The whole package is squished into a reasonably pretty package, by no means a visual tour de force comparable to Ratchet and Clank or Sly Cooper, but Ape Escape 2 remains easy on the eyes.  The detail is there in the game but it’s not as high of a quality as other titles on the market, but bare in mind this game was released in Japan about a year ago.  The animation is very smooth, and the layouts of the different levels is very well done.  It boggles the mind that Sony was able to find so many different themes for the dozens of levels in Ape Escape 2.  All of them are setup very well, with lots of solid traditional platforming, bouncing around obstacles, looking for secret areas, and solving the occasional puzzle.  There’s a definite flow to the layout, no haphazard smattering of items and challenges.  The overall look of the game does a good job of exclamating the lighthearted, fun vibe of the game.
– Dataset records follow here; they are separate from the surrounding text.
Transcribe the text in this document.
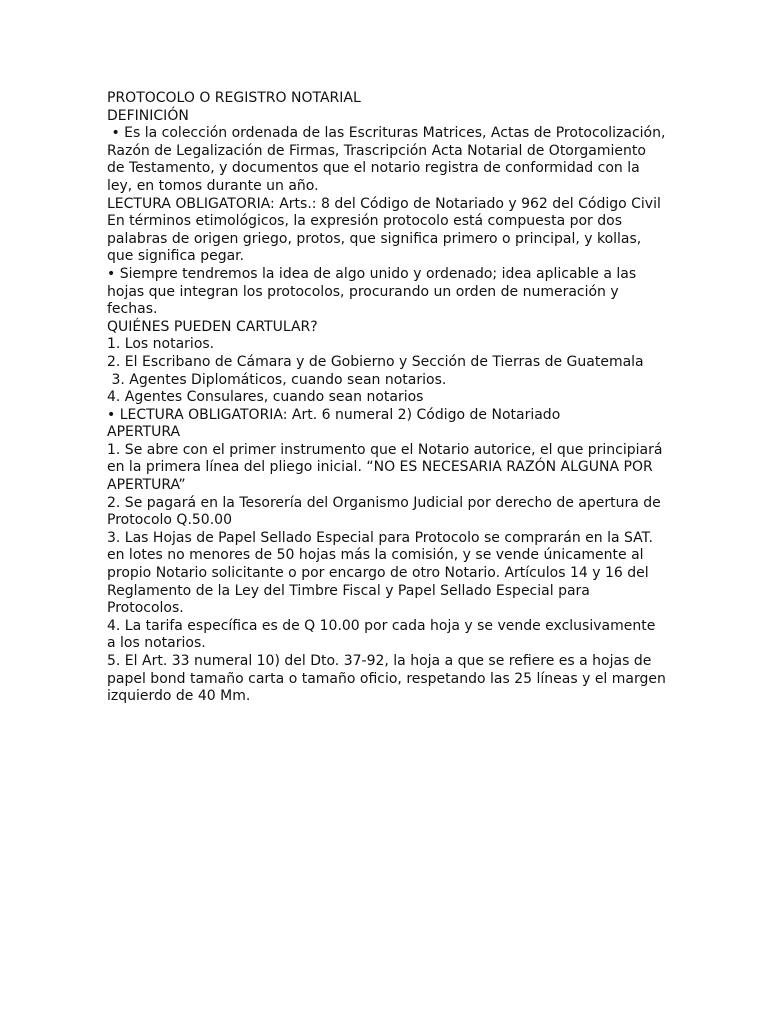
PROTOCOLO O REGISTRO NOTARIAL

DEFINICIÓN

• Es la colección ordenada de las Escrituras Matrices, Actas de Protocolización, Razón de Legalización de Firmas, Trascripción Acta Notarial de Otorgamiento de Testamento, y documentos que el notario registra de conformidad con la ley, en tomos durante un año.

LECTURA OBLIGATORIA: Arts.: 8 del Código de Notariado y 962 del Código Civil

En términos etimológicos, la expresión protocolo está compuesta por dos palabras de origen griego, protos, que significa primero o principal, y kollas, que significa pegar.

• Siempre tendremos la idea de algo unido y ordenado; idea aplicable a las hojas que integran los protocolos, procurando un orden de numeración y fechas.

QUIÉNES PUEDEN CARTULAR?

1. Los notarios.

2. El Escribano de Cámara y de Gobierno y Sección de Tierras de Guatemala

3. Agentes Diplomáticos, cuando sean notarios.

4. Agentes Consulares, cuando sean notarios

• LECTURA OBLIGATORIA: Art. 6 numeral 2) Código de Notariado

APERTURA

1. Se abre con el primer instrumento que el Notario autorice, el que principiará en la primera línea del pliego inicial. “NO ES NECESARIA RAZÓN ALGUNA POR APERTURA”

2. Se pagará en la Tesorería del Organismo Judicial por derecho de apertura de Protocolo Q.50.00

3. Las Hojas de Papel Sellado Especial para Protocolo se comprarán en la SAT. en lotes no menores de 50 hojas más la comisión, y se vende únicamente al propio Notario solicitante o por encargo de otro Notario. Artículos 14 y 16 del Reglamento de la Ley del Timbre Fiscal y Papel Sellado Especial para Protocolos.

4. La tarifa específica es de Q 10.00 por cada hoja y se vende exclusivamente a los notarios.

5. El Art. 33 numeral 10) del Dto. 37-92, la hoja a que se refiere es a hojas de papel bond tamaño carta o tamaño oficio, respetando las 25 líneas y el margen izquierdo de 40 Mm.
Following right on the heels of Ape Escape 2’s graphics, the sound helps further the same fun-loving feel of the game.  The music is peppy and fun, proving to be very appropriate for the game.  Meanwhile the sound effects are very well done, with the expected boings and whaps that one would experience in a platformer.  Surprisingly, the voice acting is quite good here.  The actors have done a great job of bringing a Saturday morning cartoon feel to the game.  The acting stays interesting the whole time, and serves as a sign the publishers are finally making a concerted effort to have quality voice acting in games, not the legions of bottom fillers that plagued the 32-bit era.

Despite being a somewhat easy game that’s visuals are slightly long in the tooth, Ape Escape 2 still proves to be a fun game.  Trying to find all the hidden monkeys, collect all the goodies, or just whittling away your time in the mini-games are all very entertaining.  If you’re looking for a new platformer to add to your PS2 library, Ape Escape 2 is definitely a title to consider.